Creating a will means making big decisions that will impact your family for years after you’re gone. While divvying up assets, assigning care for dependants and tax planning will take up most of your will-creating conversation, you’ll also have to choose an executor – also called a liquidator in Quebec – who can carry out all your wishes. Naturally, finding the right person is critical to any good estate plan.
You might name your daughter as executor because she’s an accountant and has the right skillset, but what if she’s too busy or just doesn’t want to do it?
An executor’s obligations can include everything from arranging your funeral, to making sure your dependants or pets are looked after, to filing tax returns and administering assets as set out in your will. It’s also a significant time commitment, so anyone you choose should have some free hours to dedicate to the job. “It takes at least a few months, and could even take two or three years – especially if there’s litigation,” says Christine Van Cauwenberghe, vice-president, tax and estate planning, at IG Wealth Management.
So, how can you select the right individual? Here’s Van Cauwenberghe’s checklist of the top five traits of effective executors.
- Trustworthy. “This person will be making all the decisions you’re not around to make, so make sure you can trust them. They should act solely on your behalf and not gain any personal benefit from their decisions.”
- Responsible. “Being an executor requires a lot of record keeping and correspondence; things like informing financial institutions and utilities of the deceased’s death, keeping track of where all assets are and what they’re worth. Part of being responsible is also knowing when to reach out to professionals, such as lawyers, accountants, financial planners and corporate trustees, for help. Some people think they’re required to do everything themselves, but that’s not prudent. They could be held liable if they do things incorrectly.”
- Willing to work. “You might name your daughter as executor because she’s an accountant and has the right skill set, but what if she’s too busy or just doesn’t want to do it? Nobody likes unexpected surprises, so be sure to speak to your chosen executor in advance to make sure they agree. Consider introducing your executor to your lawyer, financial planner and accountant, so he or she will be more comfortable approaching them later for help, if necessary.”
- Canadian resident. “Non-residents of Canada will likely not be accepted by the court as executors and, even if they are, it creates an extra layer of complexity with additional tax-filing requirements. Similarly, avoid selecting U.S. citizens, who also may need to file extra tax returns even if they live in Canada.”

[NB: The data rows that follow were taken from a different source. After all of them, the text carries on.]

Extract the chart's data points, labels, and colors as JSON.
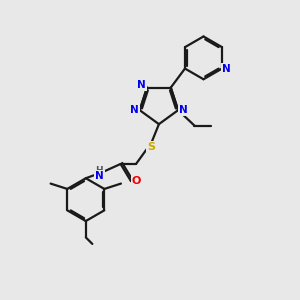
{
  "bg_color": "#e8e8e8",
  "bond_color": "#1a1a1a",
  "atom_colors": {
    "N": "#0000ee",
    "O": "#ee0000",
    "S": "#ccaa00",
    "H": "#2fa0a0",
    "C": "#1a1a1a"
  },
  "lw": 1.6,
  "dbo": 0.055,
  "fs": 7.5
}
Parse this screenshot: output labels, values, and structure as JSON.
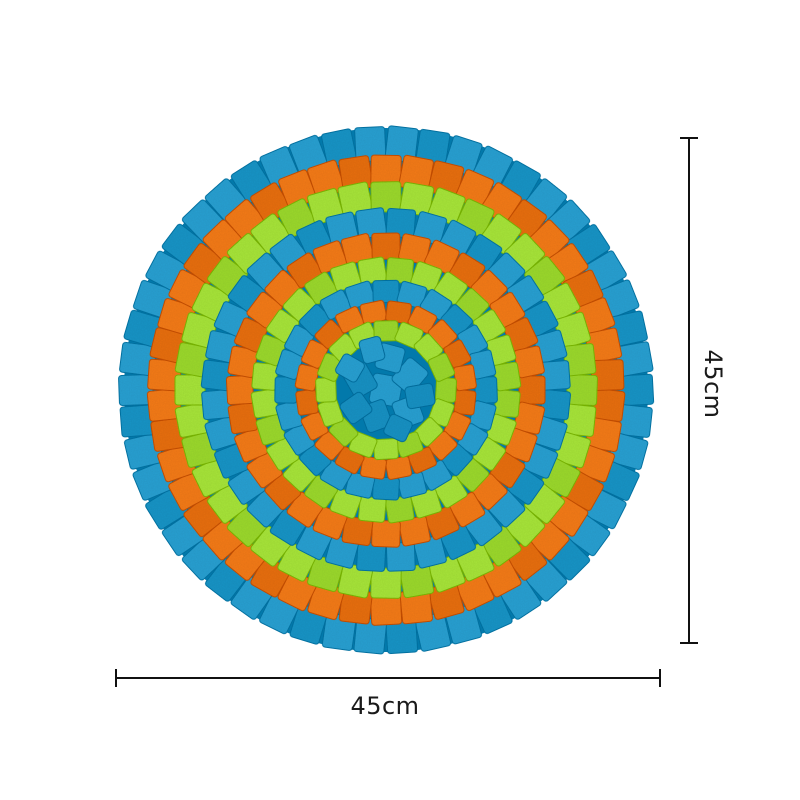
{
  "product": {
    "name_icon": "snuffle-mat-icon",
    "ring_colors": [
      "#2aa1d3",
      "#f57c1f",
      "#a8e63a",
      "#2aa1d3",
      "#f57c1f",
      "#a8e63a",
      "#2aa1d3",
      "#f57c1f",
      "#a8e63a",
      "#2aa1d3"
    ],
    "center_color": "#2aa1d3"
  },
  "dimensions": {
    "width_label": "45cm",
    "height_label": "45cm",
    "line_color": "#111111"
  }
}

- Impartial. “Look out for conflicts of interest. For example, you might be trying to decide between appointing a new spouse or children from a first marriage, but with blended families neither is a good choice because the parties have conflicting interests. Similarly, some business owners want to name their partner as executor, but since the executor would likely end up negotiating with the partner’s spouse over the sale of the business’s shares, being an executor would put the partner in an impossible position.”
Clients with complicated estates or those who don’t want to burden surviving family with extra responsibilities could also consider corporate trustee services, notes Van Cauwenberghe. A corporate trustee is a professional who can oversee the administration of an estate. In terms of what to look for in one, find out the company’s fee structure, the services they provide and what experience they have overseeing estates. “Hiring a corporate trustee may cost the estate some money, but the fees are small compared to the potential losses in the long run if mistakes are made,” she says.